The idea is to Vittoria Cisonno, historical soul, and volcanic promoter of eno-gastro-tourism in puglia. To her goes the merit of having first identified the best producers, farms and local good food. “Puglia is served” was for years the bible of the tourism quality, updated guidance, and is never trivial to the best facilities in the region reached this point – especially thanks to the visionary of the then-president Vendola – to the top of the vacation offer national. At the end of 2016, however, the pages have become tight and, above all, inadequate to support the natural evolution of the project. That means going well beyond the simple reporting of the best addresses in order to trigger the growth virtuous of the tourist offer, from the formation of the new generation of workers with the promotion of the individual territories.
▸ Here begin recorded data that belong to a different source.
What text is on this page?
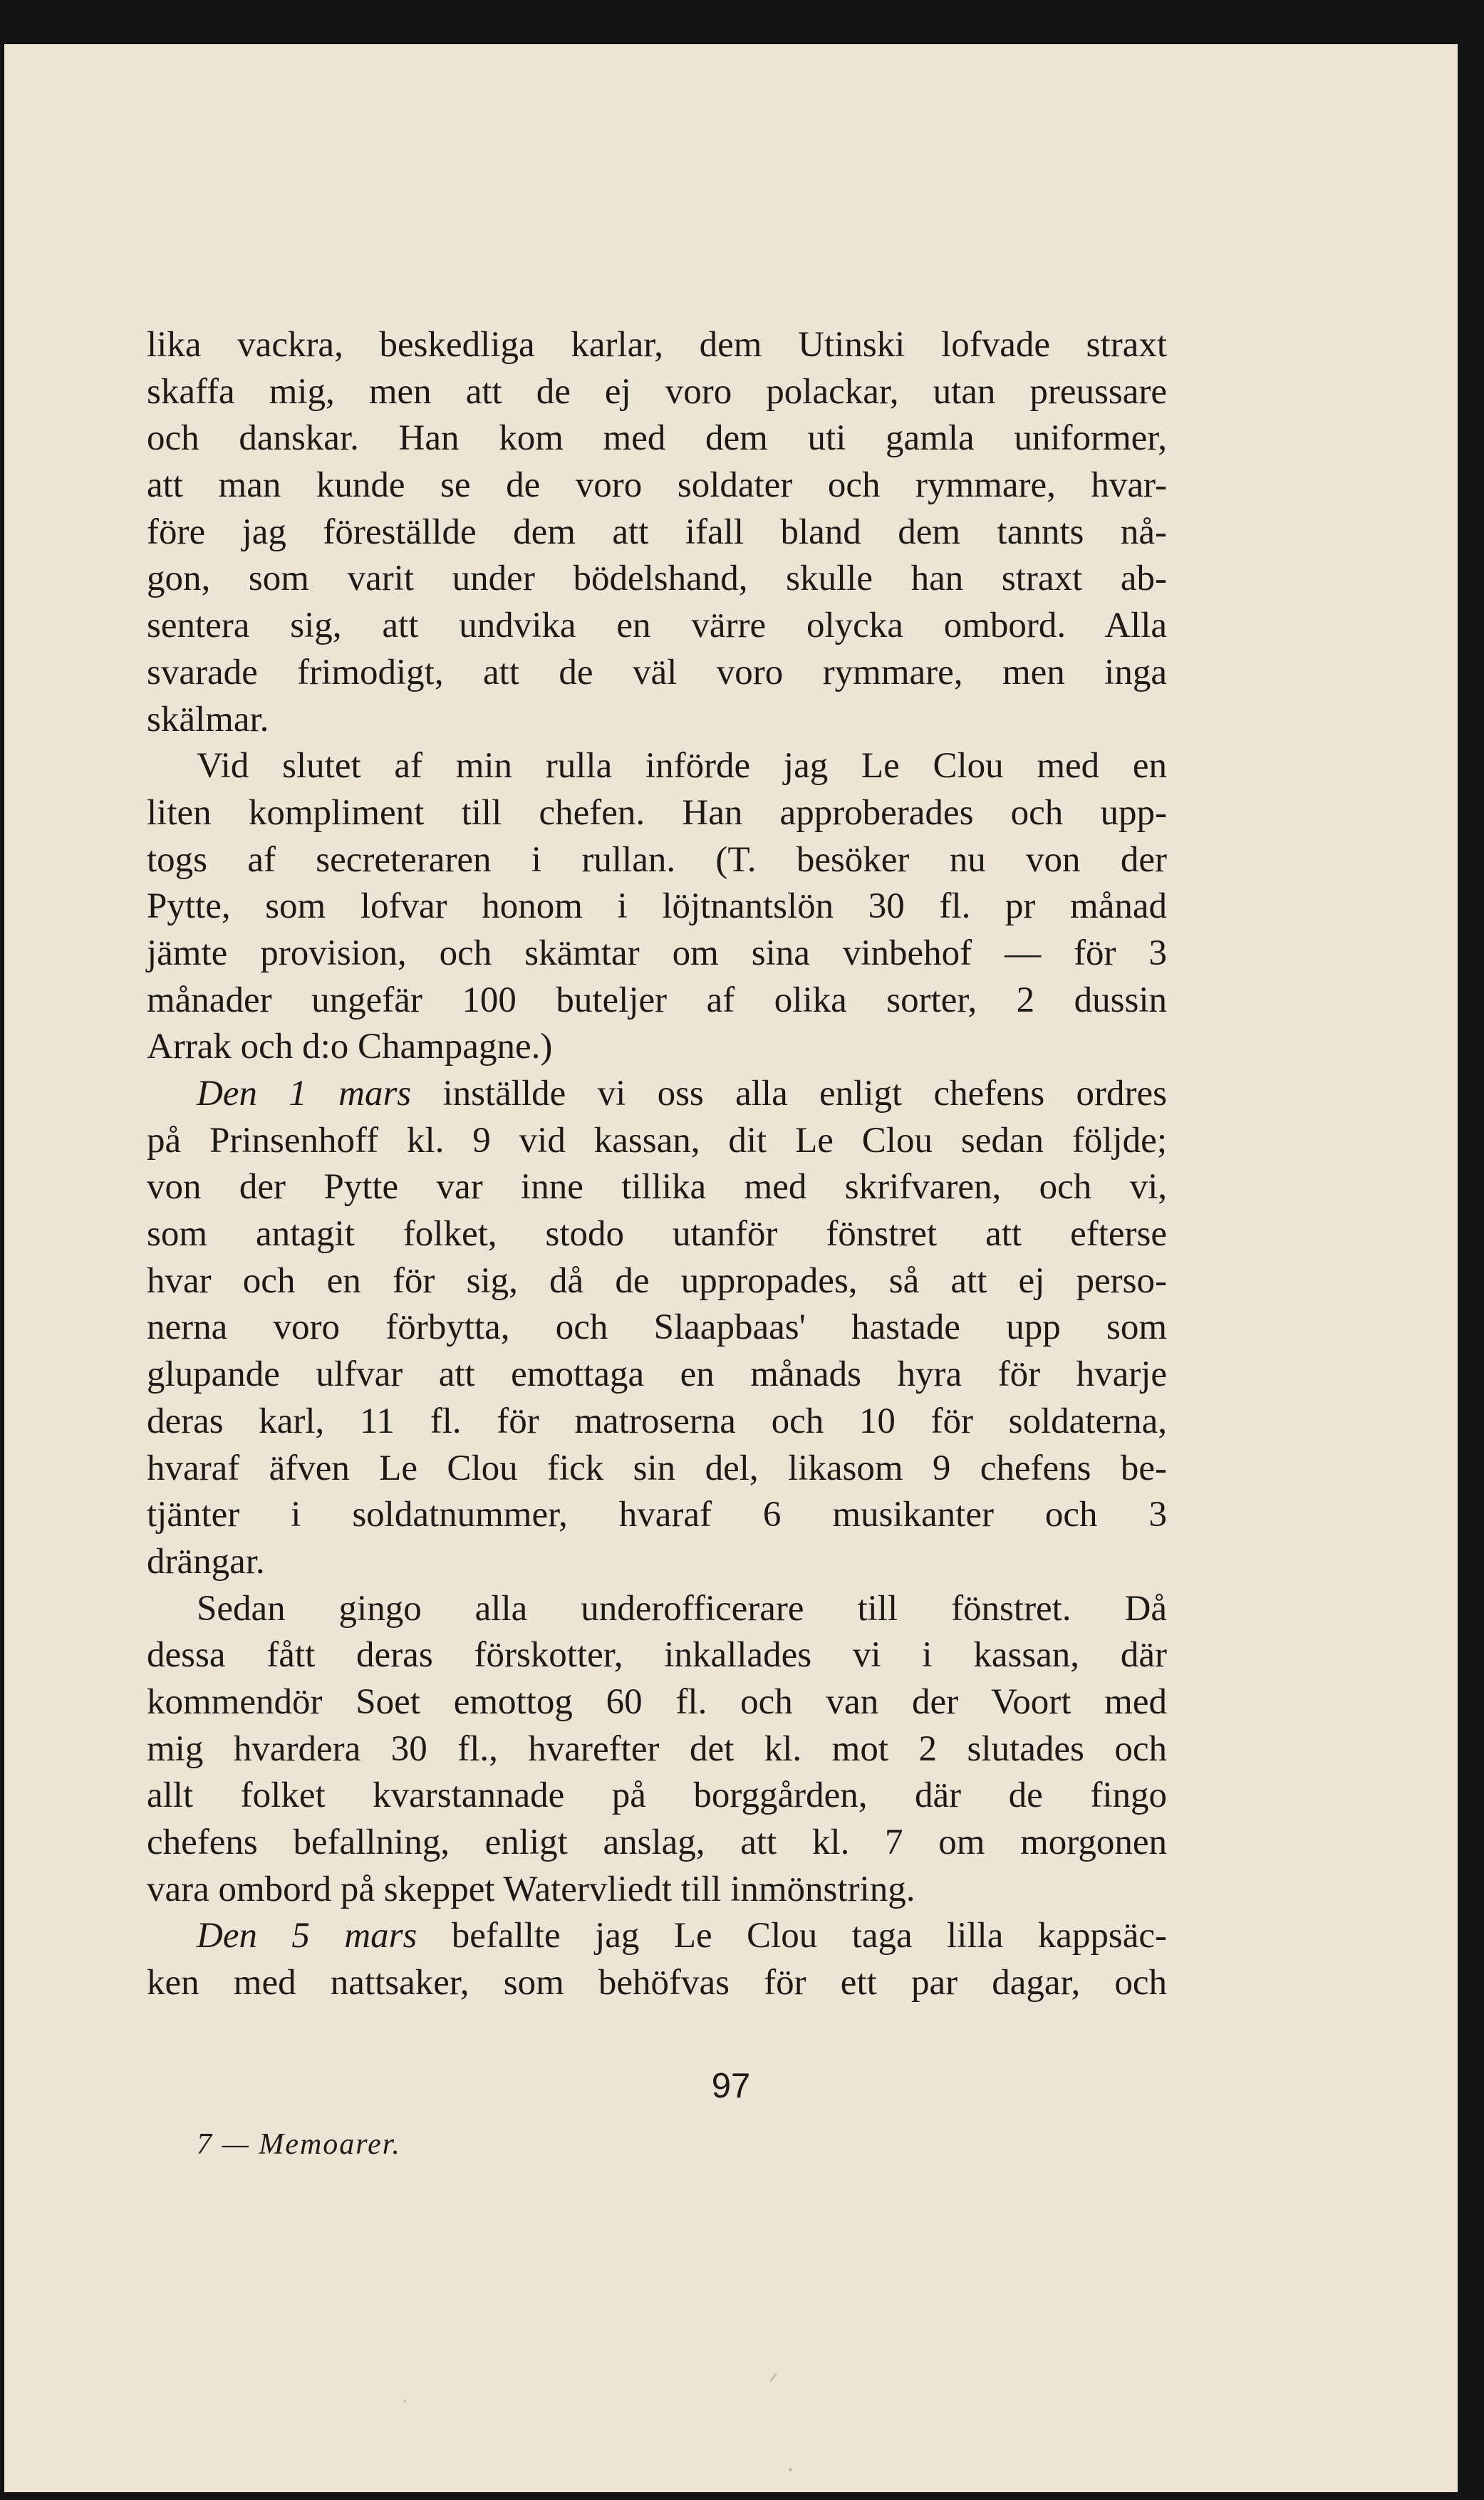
lika vackra, beskedliga karlar, dem Utinski lofvade straxt
skaffa mig, men att de ej voro polackar, utan preussare
och danskar. Han kom med dem uti gamla uniformer,
att man kunde se de voro soldater och rymmare, hvar-
före jag föreställde dem att ifall bland dem tannts nå-
gon, som varit under bödelshand, skulle han straxt ab-
sentera sig, att undvika en värre olycka ombord. Alla
svarade frimodigt, att de väl voro rymmare, men inga
skälmar.
Vid slutet af min rulla införde jag Le Clou med en
liten kompliment till chefen. Han approberades och upp-
togs af secreteraren i rullan. (T. besöker nu von der
Pytte, som lofvar honom i löjtnantslön 30 fl. pr månad
jämte provision, och skämtar om sina vinbehof — för 3
månader ungefär 100 buteljer af olika sorter, 2 dussin
Arrak och d:o Champagne.)
Den 1 mars inställde vi oss alla enligt chefens ordres
på Prinsenhoff kl. 9 vid kassan, dit Le Clou sedan följde;
von der Pytte var inne tillika med skrifvaren, och vi,
som antagit folket, stodo utanför fönstret att efterse
hvar och en för sig, då de uppropades, så att ej perso-
nerna voro förbytta, och Slaapbaas' hastade upp som
glupande ulfvar att emottaga en månads hyra för hvarje
deras karl, 11 fl. för matroserna och 10 för soldaterna,
hvaraf äfven Le Clou fick sin del, likasom 9 chefens be-
tjänter i soldatnummer, hvaraf 6 musikanter och 3
drängar.
Sedan gingo alla underofficerare till fönstret. Då
dessa fått deras förskotter, inkallades vi i kassan, där
kommendör Soet emottog 60 fl. och van der Voort med
mig hvardera 30 fl., hvarefter det kl. mot 2 slutades och
allt folket kvarstannade på borggården, där de fingo
chefens befallning, enligt anslag, att kl. 7 om morgonen
vara ombord på skeppet Watervliedt till inmönstring.
Den 5 mars befallte jag Le Clou taga lilla kappsäc-
ken med nattsaker, som behöfvas för ett par dagar, och
97
7 — Memoarer.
With the excellent way to raise the bar, hoteliers, producers and restaurateurs have come out of the contingency of the guide to join in the new consortium. To preside over it, Beppe Schino, architect electrocuted on the way of the good food, the owner of one of the restaurants most educated and among the Bari, the Gosh. “At a time when the media tend to give a glossy image to the world of catering and gastronomy, Open Kitchens reveals what happens every day behind the scenes of a restaurant. Those who on 30 September will visit our facilities will be able to ”.Quality, care, professionalism, ethics are daily practice of chefs such as Domenico Cilenti and Peter Zito. But it is not enough. To be even more talented and recognized, the restaurants must have a service smooth and professional, knowledge of the territory and of the production of craftsmen, unexpected matches, and calibrated with the wines of the area. Woe to think that, suffice it to say Puglia can be chosen.
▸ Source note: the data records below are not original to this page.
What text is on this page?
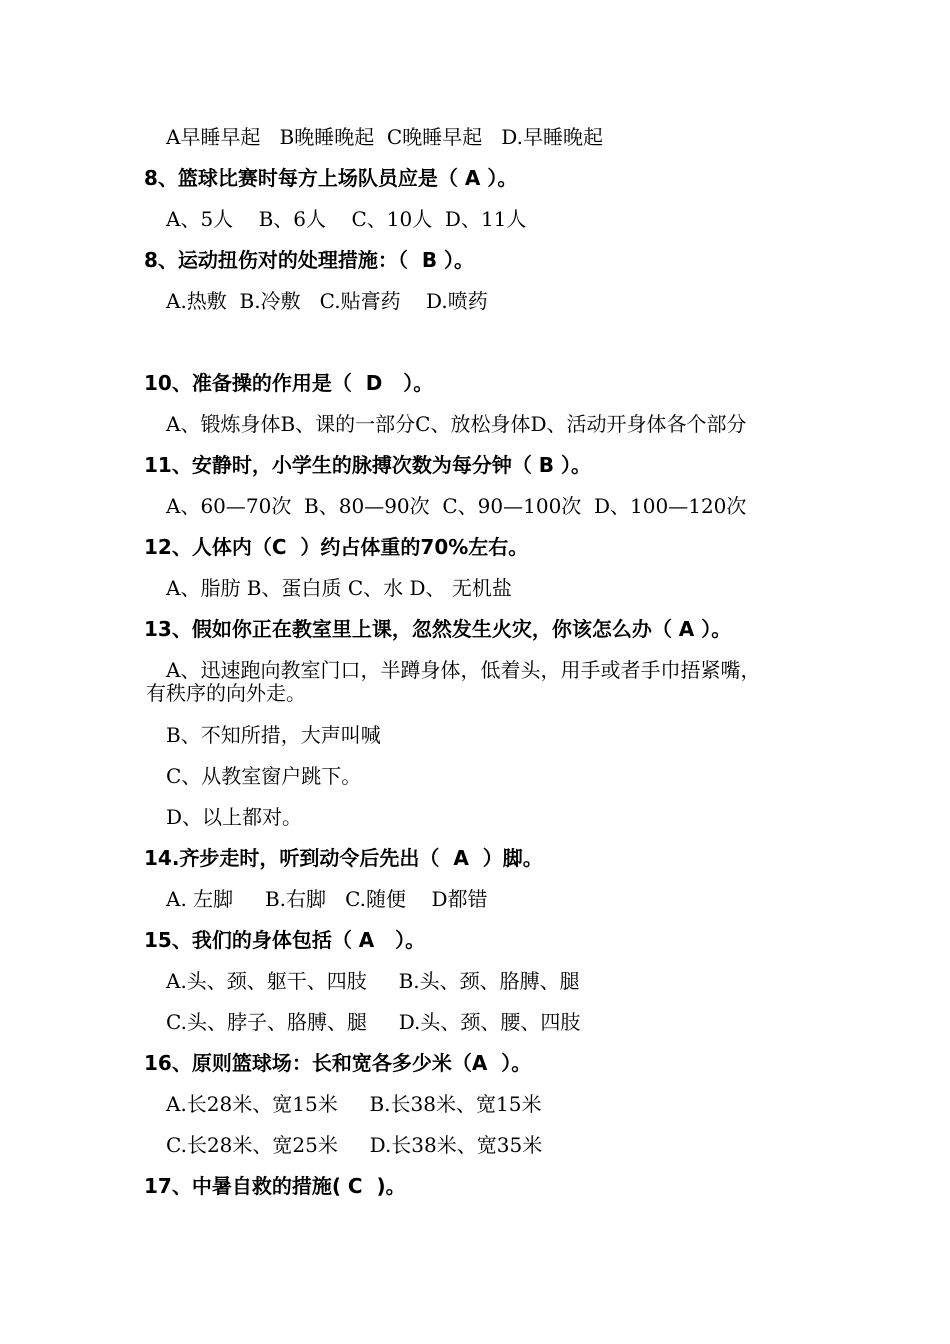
A早睡早起   B晚睡晚起  C晚睡早起   D.早睡晚起
8、篮球比赛时每方上场队员应是（ A ）。
A、5人    B、6人    C、10人  D、11人
8、运动扭伤对的处理措施：（  B ）。
A.热敷  B.冷敷   C.贴膏药    D.喷药
10、准备操的作用是（  D   ）。
A、锻炼身体B、课的一部分C、放松身体D、活动开身体各个部分
11、安静时，小学生的脉搏次数为每分钟（ B ）。
A、60—70次  B、80—90次  C、90—100次  D、100—120次
12、人体内（C  ）约占体重的70%左右。
A、脂肪 B、蛋白质 C、水 D、 无机盐
13、假如你正在教室里上课，忽然发生火灾，你该怎么办（ A ）。
A、迅速跑向教室门口，半蹲身体，低着头，用手或者手巾捂紧嘴，
有秩序的向外走。
B、不知所措，大声叫喊
C、从教室窗户跳下。
D、以上都对。
14.齐步走时，听到动令后先出（  A  ）脚。
A. 左脚     B.右脚   C.随便    D都错
15、我们的身体包括（ A   ）。
A.头、颈、躯干、四肢     B.头、颈、胳膊、腿
C.头、脖子、胳膊、腿     D.头、颈、腰、四肢
16、原则篮球场：长和宽各多少米（A  ）。
A.长28米、宽15米     B.长38米、宽15米
C.长28米、宽25米     D.长38米、宽35米
17、中暑自救的措施( C  )。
Just think about the competition of the countries of the Mediterranean, the near and the surrounding area – Greece, Spain, Croatia, up to the new entry Albania – erode market share more and more consistent. Of course, compared to competing countries, here you start out with an advantage, from the glorious loaves of regrind to the big, extra-virgin oils, passing through the vegetables that are the pride of the apulian land. And then the wines, a time good only to strengthen the pale musts of the north, and today is capable of doing around the world, appreciated and enjoyed, which are rosé elegant, or red rascals.
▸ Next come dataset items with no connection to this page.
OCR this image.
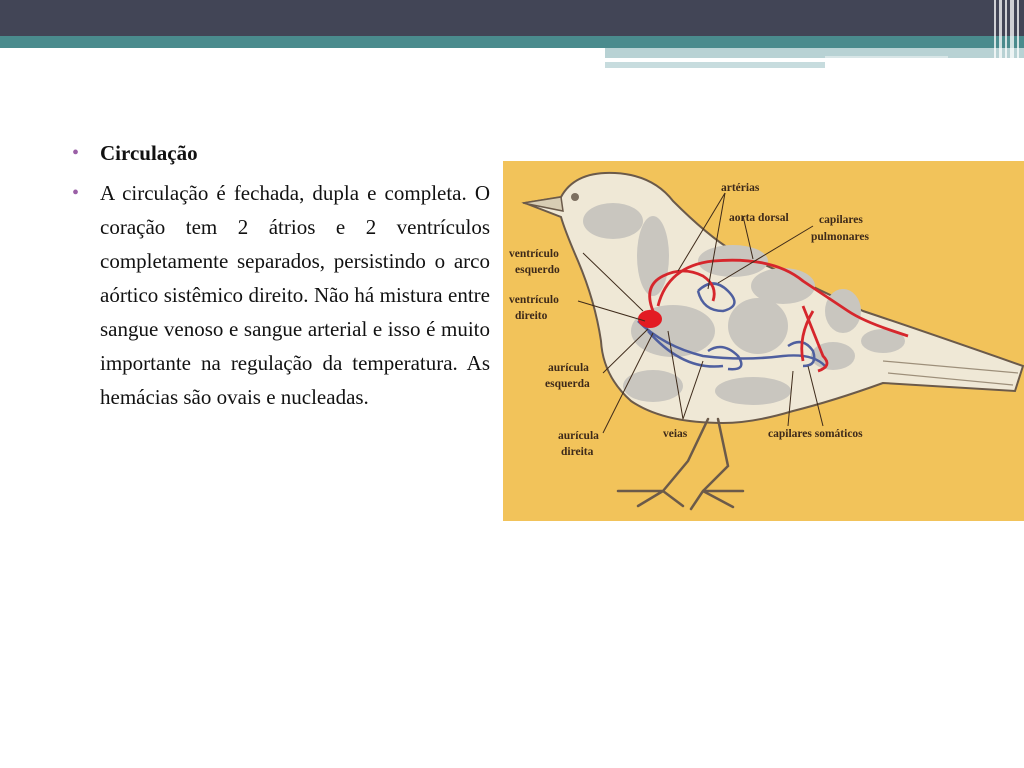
• Circulação

• A circulação é fechada, dupla e completa. O coração tem 2 átrios e 2 ventrículos completamente separados, persistindo o arco aórtico sistêmico direito. Não há mistura entre sangue venoso e sangue arterial e isso é muito importante na regulação da temperatura. As hemácias são ovais e nucleadas.

artérias
aorta dorsal	capilares
pulmonares
ventrículo
esquerdo
ventrículo
direito
aurícula
esquerda
aurícula
direita
veias	capilares somáticos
The format allows the participants to visit the kitchens, talking with chefs, to deepen the knowledge of raw materials, participate in workshops, taste the preparations made before their eyes. And as a corollary, taste the delicacies of the Wine Tourism Movement Puglia and Buonaterra – Tourism Movement of the Oil Puglia, told by the producers themselves. The structures involved will also be hosting themed events: exhibitions, concerts, author’s meetings with journalists and writers, to tell the culture of food in all its forms. If then you carry the swimsuit, together with bagels, and dried figs will bring to the house and even the last swim of the season.